HIMEMIKO*WEB will be closed

I’ve made up my mind to close the website "HIMEMIKO*WEB." It was one of the toughest decisions I’ve ever made because I’ve kept this website for almost ten years.
It was in November 1998 that I founded the website. After I had read a comic book Hi no Tori by Osamu Tezuka I wanted to know about Princess Tōchi, who was starred in the book. I looked for the information about her throughout the internet but not so much information was found. Then I started to set up a website about her, after the research with many books, documents and other resources. Because no good HTML publishing applications were sold at that time, I made the HTML pages putting tags manually in the text files and uploaded them to the web server using a simple FTP uploader. I registered the website named 十市皇女~山吹の常処女~ (Tōchi no Himemiko — an ever virgin with Japanese yellow roses —) to many search engines to make it easier to be found.
After the registration to the search engines, many people came to see my website and left messages to me because there were no other kinds of websites that introduced this ancient lady. I replied all of the messages, and I got in touch with countless of men and women who were interested in her and Japanese ancient history. I had some meaningful experiences with a few of them, including even romance.
In addition to human communication, the creation and the maintenance of the website helped me to improve technical skills related to HTML and HTTP. I made simple bulletin board systems and guestbooks using CGI scripts, and made them communicate with a database.
There were many personal websites in the early five years of 2000s, because web browsers with higher functionality like Netscape 4.x or Microsoft Internet Explorer 5.x were released and web surfers could see more expressive web pages with large-sized images and motion videos. Many people uploaded their own information they wanted to give in public for lower costs. Most of the information was creative, and helpful to people, from a different viewpoint from that of old-fashioned mass media.
My website has been also informative and has helped many people of the same taste. In 2003, my website introduced not only Princess Tōchi but other 16 princesses who lived in the same era as Tōchi. In 2004, my website, renamed into HIMEMIKO*WEB, started giving information in both Japanese and English so that much more people all over the world can understand what I meant.
However, the mass media and big companies with much more funds began to take part in sending their information over the internet a few years ago. Many individual webmasters, being inferior to those companies in funds, time and amount of own information, were losing the reason-d’etre of their own websites, because the new websites those companies created were better and more informative by excellent web designers and engineers, and were maintained 24hrs/365days by special maintenance teams.
Also, the web-related techniques became much more complex and confusing for individuals. DHTML, Ajax, and many new techniques appeared one after another to make websites informative and interactive, and there have been too many things-to-be-learned for us to catch up with.
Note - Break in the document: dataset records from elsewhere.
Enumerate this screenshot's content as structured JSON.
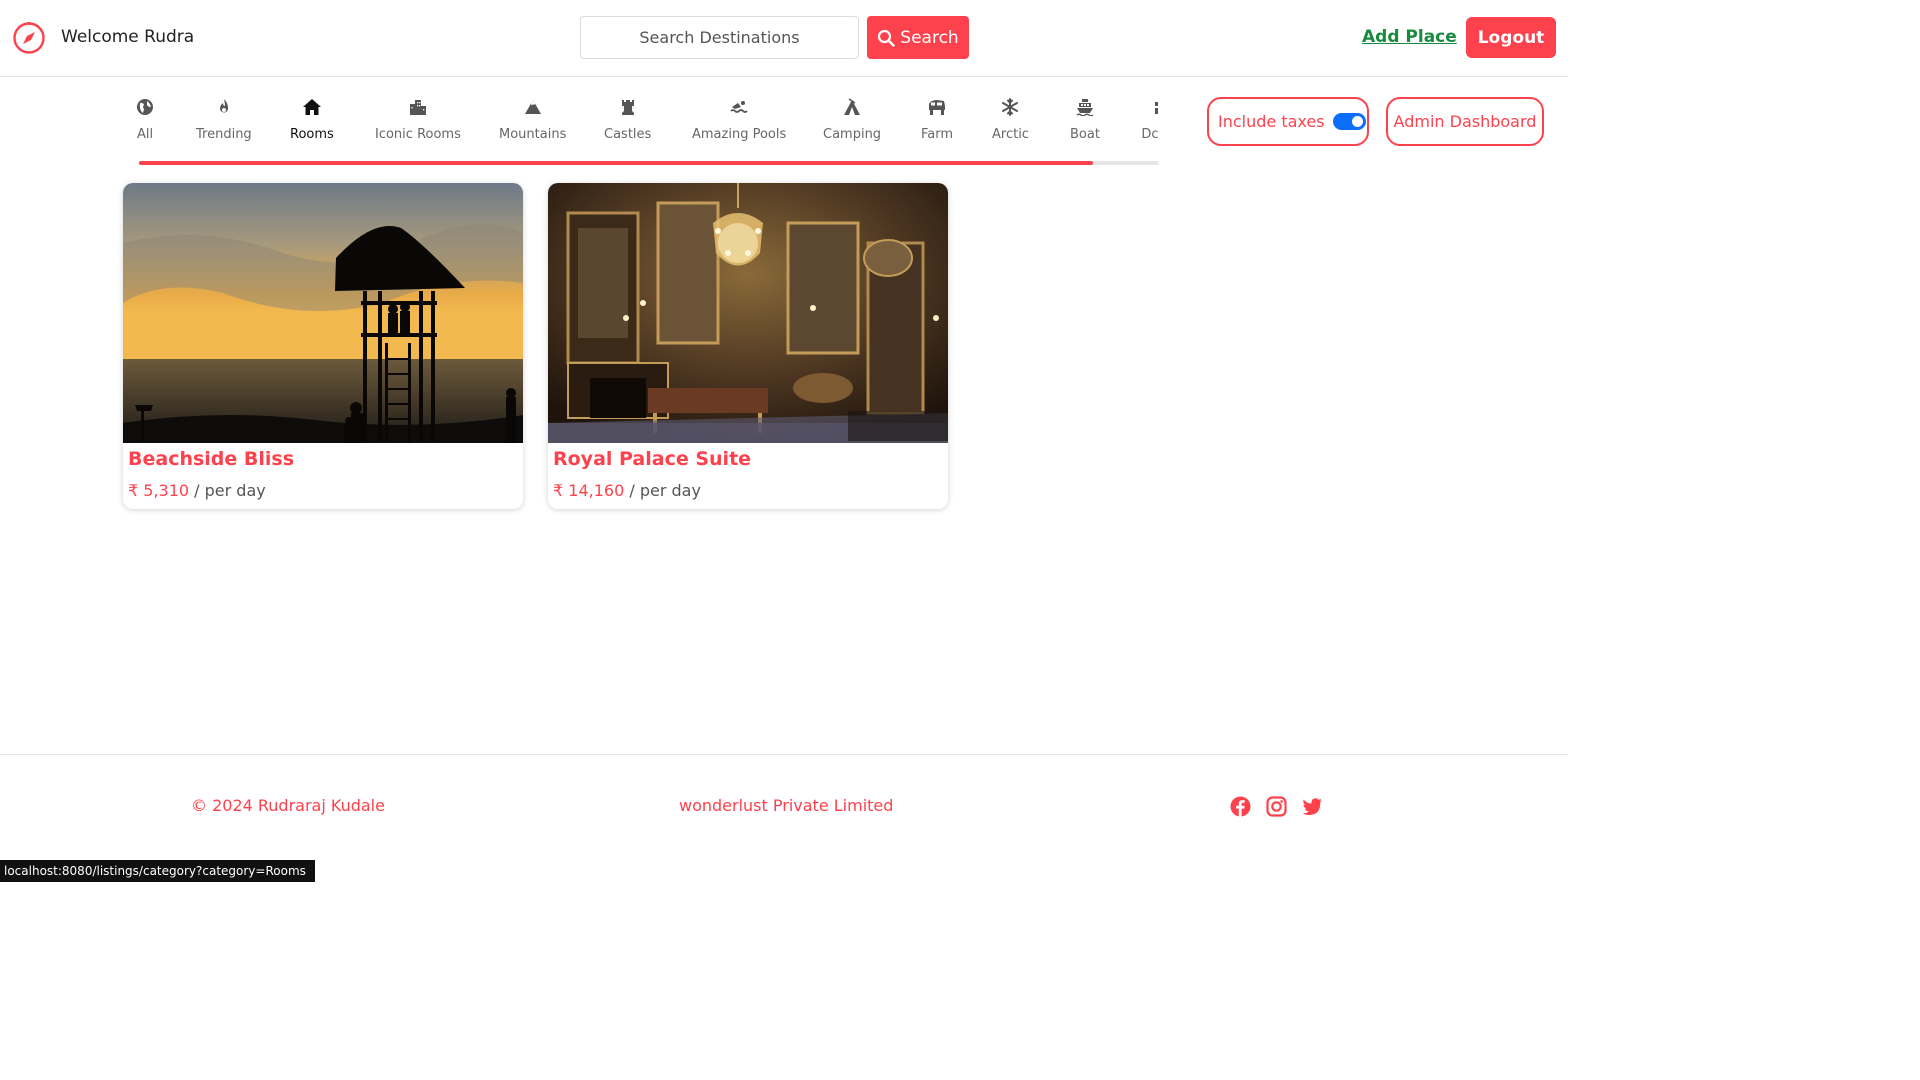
{
  "navbar": {
    "welcome": "Welcome Rudra",
    "search_placeholder": "Search Destinations",
    "search_label": "Search",
    "add_place": "Add Place",
    "logout": "Logout"
  },
  "filters": [
    {
      "label": "All",
      "icon": "globe-icon"
    },
    {
      "label": "Trending",
      "icon": "fire-icon"
    },
    {
      "label": "Rooms",
      "icon": "house-icon",
      "active": true
    },
    {
      "label": "Iconic Rooms",
      "icon": "city-icon"
    },
    {
      "label": "Mountains",
      "icon": "mountain-icon"
    },
    {
      "label": "Castles",
      "icon": "castle-icon"
    },
    {
      "label": "Amazing Pools",
      "icon": "swimmer-icon"
    },
    {
      "label": "Camping",
      "icon": "tent-icon"
    },
    {
      "label": "Farm",
      "icon": "tractor-icon"
    },
    {
      "label": "Arctic",
      "icon": "snowflake-icon"
    },
    {
      "label": "Boat",
      "icon": "ship-icon"
    },
    {
      "label": "Dc",
      "icon": "dome-icon"
    }
  ],
  "toggles": {
    "include_taxes": "Include taxes",
    "taxes_enabled": true,
    "admin_dashboard": "Admin Dashboard"
  },
  "scroll_progress": 0.935,
  "listings": [
    {
      "title": "Beachside Bliss",
      "price": "₹ 5,310",
      "unit": " / per day",
      "image": "beach-sunset-watchtower"
    },
    {
      "title": "Royal Palace Suite",
      "price": "₹ 14,160",
      "unit": " / per day",
      "image": "palace-room-chandelier"
    }
  ],
  "footer": {
    "copyright": "© 2024 Rudraraj Kudale",
    "company": "wonderlust Private Limited",
    "social": [
      "facebook-icon",
      "instagram-icon",
      "twitter-icon"
    ]
  },
  "statusbar": "localhost:8080/listings/category?category=Rooms",
  "colors": {
    "accent": "#fe424d",
    "link_green": "#1a8a3f",
    "toggle_blue": "#0d6efd"
  }
}
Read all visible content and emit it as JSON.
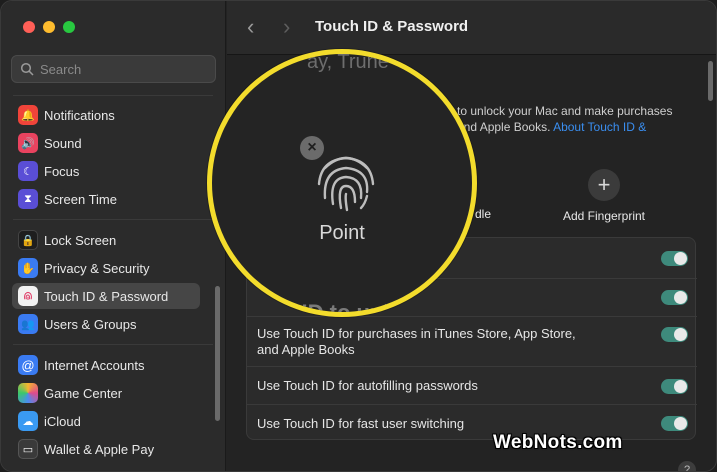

We are busy, and we have no such time to master them all.
At the same time, the Web 2.0 policy is being popular and now we have many alternatives of expressing our own information more easily, instead of learning those dreadfully-difficult technology from scratch to maintain personal websites. Blogging is the easiest way of introducing yourself, by choosing a blogging service providers and creating your own account, or by installing a general-purpose blogging system like Movable Type to your server and changing a few settings as you like. If you know something useful and share it to the public, you can write it in Wikipedia. Google, Yahoo! and YouTube also have some nifty options to share information. If you want to just communicate with others, you can sign up to a popular SNS like MySpace, Facebook, mixi, GREE, etc., and join communities.
In such circumstances, the good old days of personal websites is now over. From now on, it’s better to share information in other ways. That’s why I’m going to close HIMEMIKO*WEB. (Another reason is that I’ve become too busy to have time to update it frequently 🙂
Of course it doesn’t mean that the content of HIMEMIKO*WEB turns invisible forever. The text, the images and other information used there will be transfered to other media, like Wikipedia and Google Maps, and you can get my idea in various places. I’ll never throw away the data I’ve made for years.
I’m very excited to meet the new style of the internet and get acquainted with many new things and people in the next ten years. It’s hard to follow the flow of change, though.